O dinheiroduto do BNDES
CELSO MING
O Estado de S.Paulo - 13/07/11
A veemente rejeição da proposta de megafusão entre o Grupo Pão de Açúcar e os Supermercados Carrefour pelo sócio preferencial, o grupo francês Casino, joga novo foco de luz na atuação do BNDES, especialmente no açodamento com que havia aprovado e recomendado o projeto.
Baseado em avaliação de cinco bancos e consultorias de peso (Santander, Goldman Sachs, Messier-Maris, Rothschild e Merril Lynch), o Grupo Casino torpedeou, ontem, a iniciativa do presidente do Grupo Pão de Açúcar, Abilio Diniz.
A partir do relato do correspondente Andrei Netto, ficamos sabendo que o Conselho de Administração do Grupo Casino definiu o projeto da megafusão como "contrário aos interesses dos acionistas, baseado numa estratégia errada e em estimativas de sinergias fortemente superdimensionadas".
Depois de proclamar sucessivamente que o negócio é "de interesse nacional", "bom para todos" e "bom para o Pão de Açúcar", o empresário Abilio Diniz teve de ouvir dos membros do Conselho de Administração do sócio francês, reunidos em Paris, que sua proposta não é boa nem mesmo para o Pão de Açúcar.
Ficou dito, também, que um investimento em ações do Carrefour é "arriscado, em razão das dúvidas expressas pelos mercados sobre sua estratégia".
Apoiado apenas em uma sigla de luz própria relativamente baixa, a do BTG Pactual, especializado em hospitalização de empresas em fase terminal, Abilio tentou arrastar o BNDES para a sua parada. Seu vice-presidente, João Carlos Ferraz, acorreu pressuroso, reconhecendo imediatamente nesse arranjo um interesse estratégico e uma fonte de criação de valor - ambos duvidosos. E aparentemente estaria disposto a despejar mais de R$ 4 bilhões em vitamina pública no projeto, não fosse a inesperada (para eles) reação da sociedade contra a chancela oficial de uma disputa entre grupos privados pelo controle acionário de uma rede de varejo.
Felizmente, evocando "seu compromisso com a estrita observância das leis e dos contratos, baseado em rigorosos princípios de ética", o BNDES avisou oficialmente que ficaria de fora do negócio, enquanto esse não obtivesse o entendimento entre seus acionistas.

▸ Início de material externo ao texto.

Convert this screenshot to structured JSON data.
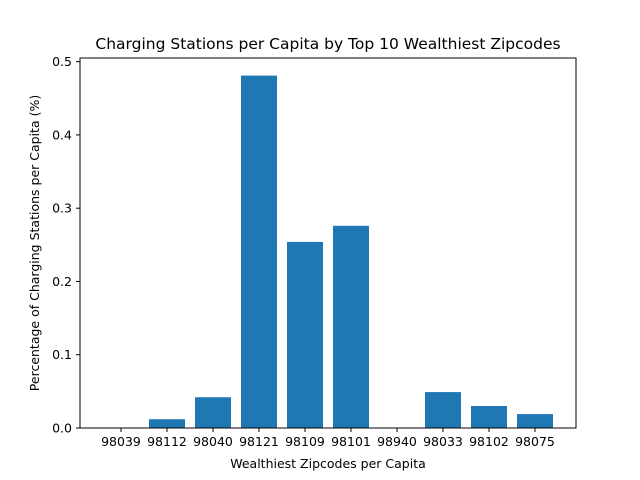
{
  "chart_data": {
    "type": "bar",
    "title": "Charging Stations per Capita by Top 10 Wealthiest Zipcodes",
    "xlabel": "Wealthiest Zipcodes per Capita",
    "ylabel": "Percentage of Charging Stations per Capita (%)",
    "categories": [
      "98039",
      "98112",
      "98040",
      "98121",
      "98109",
      "98101",
      "98940",
      "98033",
      "98102",
      "98075"
    ],
    "values": [
      0.0,
      0.012,
      0.042,
      0.481,
      0.254,
      0.276,
      0.0,
      0.049,
      0.03,
      0.019
    ],
    "ylim": [
      0,
      0.505
    ],
    "yticks": [
      0.0,
      0.1,
      0.2,
      0.3,
      0.4,
      0.5
    ],
    "ytick_labels": [
      "0.0",
      "0.1",
      "0.2",
      "0.3",
      "0.4",
      "0.5"
    ],
    "bar_color": "#1f77b4",
    "grid": false,
    "legend": "none"
  }
}
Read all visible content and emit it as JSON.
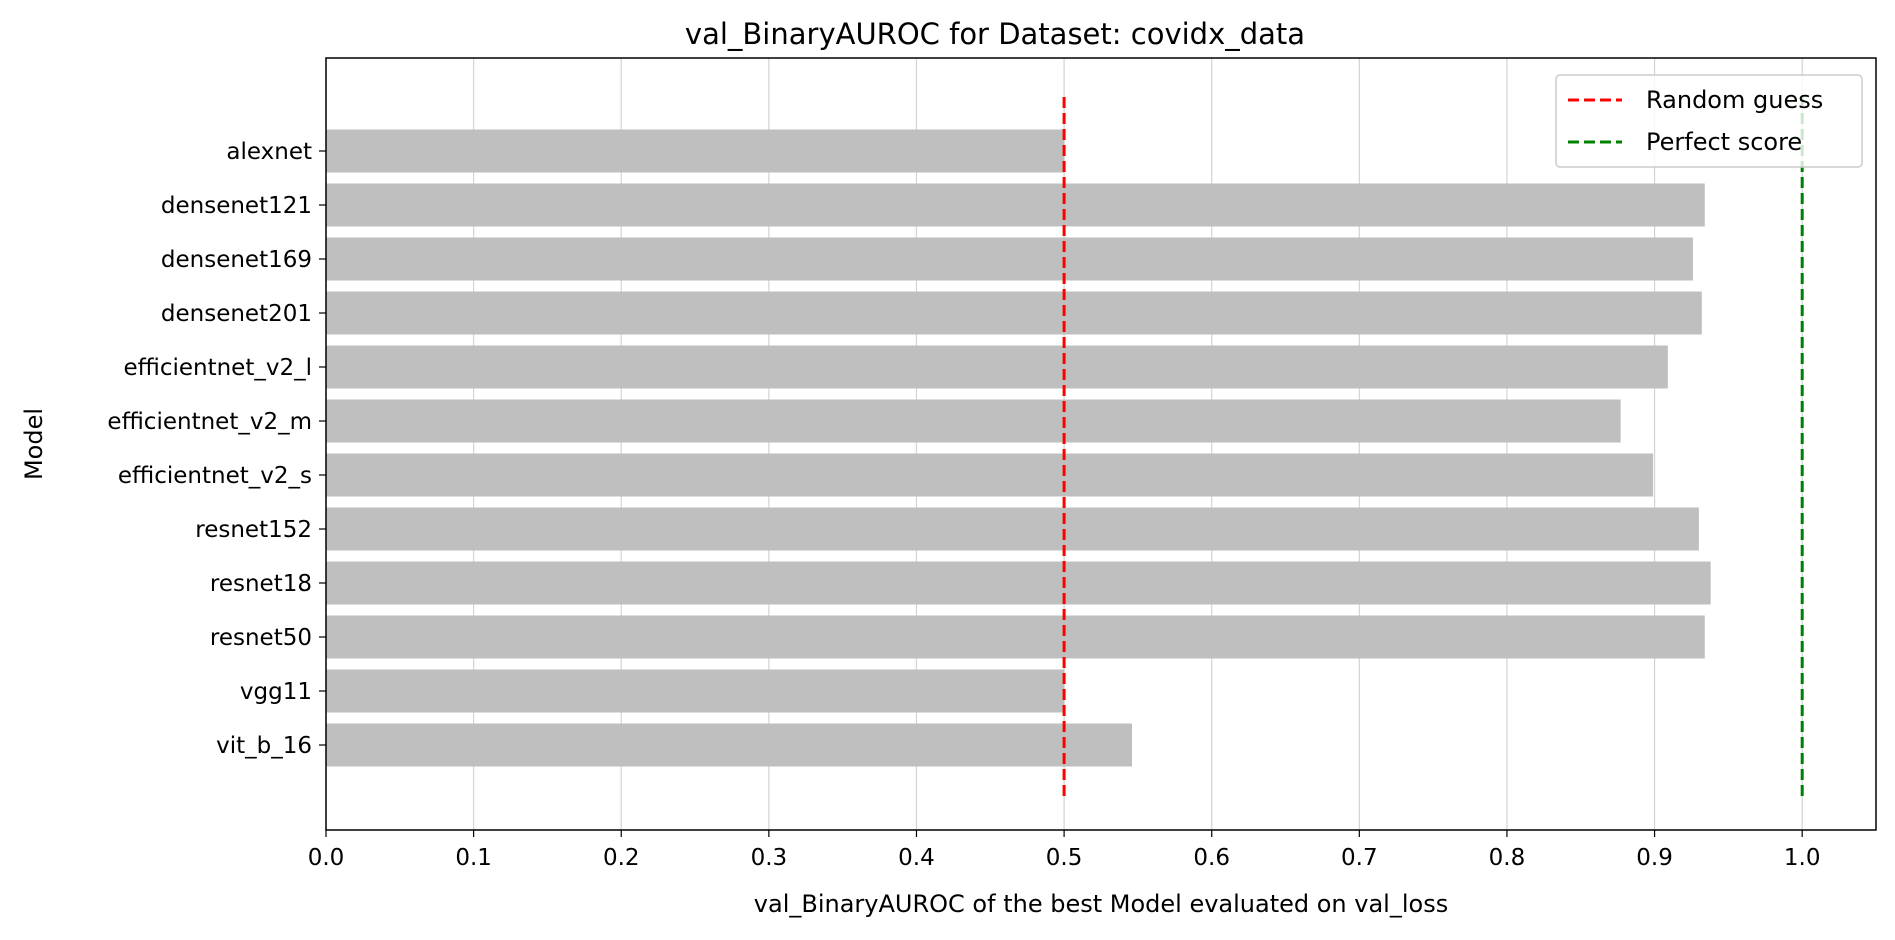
{
  "chart_data": {
    "type": "bar",
    "orientation": "horizontal",
    "title": "val_BinaryAUROC for Dataset: covidx_data",
    "xlabel": "val_BinaryAUROC of the best Model evaluated on val_loss",
    "ylabel": "Model",
    "xlim": [
      0.0,
      1.05
    ],
    "xticks": [
      0.0,
      0.1,
      0.2,
      0.3,
      0.4,
      0.5,
      0.6,
      0.7,
      0.8,
      0.9,
      1.0
    ],
    "xtick_labels": [
      "0.0",
      "0.1",
      "0.2",
      "0.3",
      "0.4",
      "0.5",
      "0.6",
      "0.7",
      "0.8",
      "0.9",
      "1.0"
    ],
    "grid": "vertical",
    "bar_color": "#bfbfbf",
    "categories": [
      "alexnet",
      "densenet121",
      "densenet169",
      "densenet201",
      "efficientnet_v2_l",
      "efficientnet_v2_m",
      "efficientnet_v2_s",
      "resnet152",
      "resnet18",
      "resnet50",
      "vgg11",
      "vit_b_16"
    ],
    "values": [
      0.5,
      0.934,
      0.926,
      0.932,
      0.909,
      0.877,
      0.899,
      0.93,
      0.938,
      0.934,
      0.5,
      0.546
    ],
    "reference_lines": [
      {
        "name": "Random guess",
        "x": 0.5,
        "color": "#ff0000",
        "style": "dashed"
      },
      {
        "name": "Perfect score",
        "x": 1.0,
        "color": "#008000",
        "style": "dashed"
      }
    ],
    "legend_position": "top-right"
  }
}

E, não obstante a obstinação do agora isolado empresário Abilio Diniz em manter de pé seu plano, o desfecho da reunião de Paris mostra que esse acordo ficou difícil.
Mas o provável fracasso da armação não absolve o BNDES, cuja atuação começa a ser cada vez mais contestada. O mesmo serve para o governo federal, que sustenta a máquina de favorecimentos com verbas não orçamentárias, graças ao uso do dinheiroduto instalado em ligação direta entre o BNDES e o Tesouro.
Também não absolve o Banco Central. O BNDES, presidido por Luciano Coutinho, pode alcançar, em 2011, perto de R$ 300 bilhões em financiamentos subsidiados a seus eleitos ao longo dos anos, bem abaixo dos juros primários (Selic). Assim, boicota a política monetária, que deve agir sobre canais de crédito. E, até agora, o Banco Central foi incapaz de denunciar os rombos provocados pelo BNDES no sistema vascular do plano de metas de inflação.
O provável desmanche do projeto da megafusão também não absolve a oposição, que não está sendo capaz de denunciar o mau uso do BNDES, neste governo e no anterior. Essa é uma oposição sem discurso e que, hoje, não passa de um enorme apagão político.
CONFIRA
Trégua
Apesar da falta de progresso nas negociações sobre o socorro à Grécia, os mercados financeiros deram ontem uma trégua às dívidas da Itália e da Espanha. Continuou a fuga das aplicações de risco, mas sem o nervosismo do dia anterior. Falta saber se os mercados resistirão à vacilação geral dos políticos.